Les emplois tertiaires concernés se situent notamment à Paris, Clermont-Ferrand et Lille. Le dispositif doit reposer sur le volontariat, avec une négociation attendue autour d’un accord de gestion des emplois et des parcours professionnels.
Le contexte économique
Reuters rapporte que Michelin justifie ce projet par un environnement macroéconomique jugé fortement instable et par une structure de coûts considérée comme trop élevée.

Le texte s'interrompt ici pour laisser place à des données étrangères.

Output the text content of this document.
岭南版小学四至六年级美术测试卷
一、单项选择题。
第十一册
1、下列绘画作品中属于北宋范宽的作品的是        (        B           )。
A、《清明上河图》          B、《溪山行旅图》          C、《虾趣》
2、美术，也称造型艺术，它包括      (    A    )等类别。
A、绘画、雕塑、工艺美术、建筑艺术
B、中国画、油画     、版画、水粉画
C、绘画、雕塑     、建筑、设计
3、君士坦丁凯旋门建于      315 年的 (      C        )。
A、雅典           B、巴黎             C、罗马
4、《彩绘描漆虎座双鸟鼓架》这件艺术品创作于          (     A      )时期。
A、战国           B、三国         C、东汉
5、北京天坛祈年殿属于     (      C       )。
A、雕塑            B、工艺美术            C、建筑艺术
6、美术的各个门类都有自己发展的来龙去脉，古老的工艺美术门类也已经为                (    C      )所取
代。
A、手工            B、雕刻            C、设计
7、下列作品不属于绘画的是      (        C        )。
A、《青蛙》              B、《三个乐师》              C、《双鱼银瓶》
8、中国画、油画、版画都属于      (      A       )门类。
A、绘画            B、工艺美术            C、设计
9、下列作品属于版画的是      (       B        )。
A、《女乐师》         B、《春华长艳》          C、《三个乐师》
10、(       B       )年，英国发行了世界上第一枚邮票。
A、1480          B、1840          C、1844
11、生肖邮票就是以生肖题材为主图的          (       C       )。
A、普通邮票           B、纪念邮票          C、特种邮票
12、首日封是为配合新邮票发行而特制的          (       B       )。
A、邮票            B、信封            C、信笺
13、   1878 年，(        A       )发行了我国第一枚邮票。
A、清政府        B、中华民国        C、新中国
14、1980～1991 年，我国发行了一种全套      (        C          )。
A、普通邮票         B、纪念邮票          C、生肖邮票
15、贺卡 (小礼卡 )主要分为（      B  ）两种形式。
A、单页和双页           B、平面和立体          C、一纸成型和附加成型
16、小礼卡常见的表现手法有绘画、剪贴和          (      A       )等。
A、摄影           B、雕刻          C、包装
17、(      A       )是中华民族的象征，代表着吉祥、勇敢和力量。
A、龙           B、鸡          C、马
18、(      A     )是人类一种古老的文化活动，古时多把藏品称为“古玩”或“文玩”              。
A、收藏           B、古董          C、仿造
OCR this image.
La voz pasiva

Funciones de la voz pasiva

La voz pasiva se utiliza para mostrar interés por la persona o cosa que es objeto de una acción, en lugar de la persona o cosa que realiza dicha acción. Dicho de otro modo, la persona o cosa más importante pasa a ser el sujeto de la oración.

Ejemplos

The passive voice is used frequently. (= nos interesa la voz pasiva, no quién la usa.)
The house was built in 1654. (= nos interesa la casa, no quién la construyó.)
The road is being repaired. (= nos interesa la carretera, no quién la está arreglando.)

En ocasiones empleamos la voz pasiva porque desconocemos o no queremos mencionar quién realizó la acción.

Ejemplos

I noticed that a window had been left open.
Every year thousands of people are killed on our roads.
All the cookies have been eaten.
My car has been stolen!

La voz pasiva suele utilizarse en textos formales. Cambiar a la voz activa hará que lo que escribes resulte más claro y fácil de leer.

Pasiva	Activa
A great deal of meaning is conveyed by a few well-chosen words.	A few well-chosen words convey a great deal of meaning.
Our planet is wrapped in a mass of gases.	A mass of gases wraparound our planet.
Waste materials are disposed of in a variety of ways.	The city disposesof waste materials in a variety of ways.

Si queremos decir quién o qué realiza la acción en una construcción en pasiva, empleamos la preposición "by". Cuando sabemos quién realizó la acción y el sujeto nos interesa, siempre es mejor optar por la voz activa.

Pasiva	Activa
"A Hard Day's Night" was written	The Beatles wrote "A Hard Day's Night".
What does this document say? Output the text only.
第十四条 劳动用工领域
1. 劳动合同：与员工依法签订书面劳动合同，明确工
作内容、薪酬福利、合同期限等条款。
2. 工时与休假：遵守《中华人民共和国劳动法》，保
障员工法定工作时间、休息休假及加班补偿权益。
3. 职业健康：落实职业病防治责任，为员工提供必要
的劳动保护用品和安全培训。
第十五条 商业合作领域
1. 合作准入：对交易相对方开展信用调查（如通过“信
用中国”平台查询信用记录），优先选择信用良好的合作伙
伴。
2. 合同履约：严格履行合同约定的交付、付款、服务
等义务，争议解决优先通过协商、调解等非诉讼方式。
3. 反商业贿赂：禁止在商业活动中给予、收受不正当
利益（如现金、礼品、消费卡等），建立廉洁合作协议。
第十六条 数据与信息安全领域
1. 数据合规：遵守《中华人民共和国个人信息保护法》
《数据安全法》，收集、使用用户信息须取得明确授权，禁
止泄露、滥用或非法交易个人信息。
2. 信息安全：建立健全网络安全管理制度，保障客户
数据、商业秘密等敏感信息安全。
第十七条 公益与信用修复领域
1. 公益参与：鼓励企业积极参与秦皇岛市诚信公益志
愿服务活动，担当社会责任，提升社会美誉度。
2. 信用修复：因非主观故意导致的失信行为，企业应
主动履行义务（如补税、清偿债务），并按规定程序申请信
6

Le groupe cherche ainsi à adapter ses effectifs en France tout en évitant, à ce stade, un plan de licenciements contraints.
Ce nouvel ajustement s’inscrit dans une période de réorganisation plus large pour le manufacturier, déjà engagé ces dernières années dans plusieurs réductions d’effectifs en France.

Un « volontariat » sous pression, c’est du licenciement déguisé. Les salariés de Michelin méritent mieux que ça !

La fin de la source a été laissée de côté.